Est-ce que vous travaillez en lien avec la Fédération nationale des cinémas de France ?

Non, nous travaillons directement avec les salles et avec les associations régionales de salles art et essai qui organisent et coordonnent des animations. On identifie avec elles des salles qui pourraient bénéficier de séances accompagnées. Ces associations agissent comme des relais locaux pour que les salles accèdent au dispositif. Souvent, les petites salles pensent que ce n'est pas pour elles, qu'elles n'ont pas la bonne taille et que ça ne marchera pas. Mais au contraire. Même dans les plus petites salles de cinéma, les spectateurs apprécient qu'un critique vienne leur parler de cinéma. 

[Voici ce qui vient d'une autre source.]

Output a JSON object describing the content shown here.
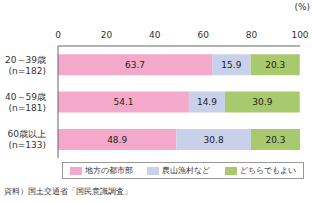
{
  "chart_data": {
    "type": "bar",
    "orientation": "horizontal",
    "stacked": true,
    "data_labels": true,
    "grid": false,
    "legend": "bottom",
    "xlabel": "(%)",
    "source": "資料）国土交通省「国民意識調査」",
    "categories": [
      "20～39歳\n(n=182)",
      "40～59歳\n(n=181)",
      "60歳以上\n(n=133)"
    ],
    "xlim": [
      0,
      100
    ],
    "xticks": [
      0,
      20,
      40,
      60,
      80,
      100
    ],
    "series": [
      {
        "name": "地方の都市部",
        "color": "#f4a9cb",
        "values": [
          63.7,
          54.1,
          48.9
        ]
      },
      {
        "name": "農山漁村など",
        "color": "#c9d0ea",
        "values": [
          15.9,
          14.9,
          30.8
        ]
      },
      {
        "name": "どちらでもよい",
        "color": "#a9c96e",
        "values": [
          20.3,
          30.9,
          20.3
        ]
      }
    ]
  }
}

Propos recueillis par Nathalie Chifflet  

Nathalie Chifflet  

Le Dispositif

L’ADRC propose, à des conditions économiquement aménagées, un accompagnement autour de certains films inédits. Une séance accompagnée peut prendre la forme d’une conférence de 30 à 45 minutes avant la projection du film ou d’une présentation suivie d’un débat après la diffusion. L’intervenant peut être proposé par le distributeur du film, une association territoriale ou directement par l’ADRC. L’ADRC prend en charge les frais de transport de l’intervenant ainsi que ceux de l’intervention et veille à une répartition équilibrée sur le territoire des séances accompagnées. Un Comité Technique Professionnel (CTP), composé de membres du CA de l’ADRC, choisit les films deux mois avant leur sortie. Ce travail de sélection s’effectue en veillant à une représentation des différents genres cinématographiques et d’une diversité de distributeurs qui doivent nécessairement être adhérents à l’ADRC. Le film est choisi en tenant compte du travail de soutien et d’accompagnement mené par l’ACID, l’AFCAE, le GNCR, ainsi que du soutien du CNC dans le cadre d’une aide sélective.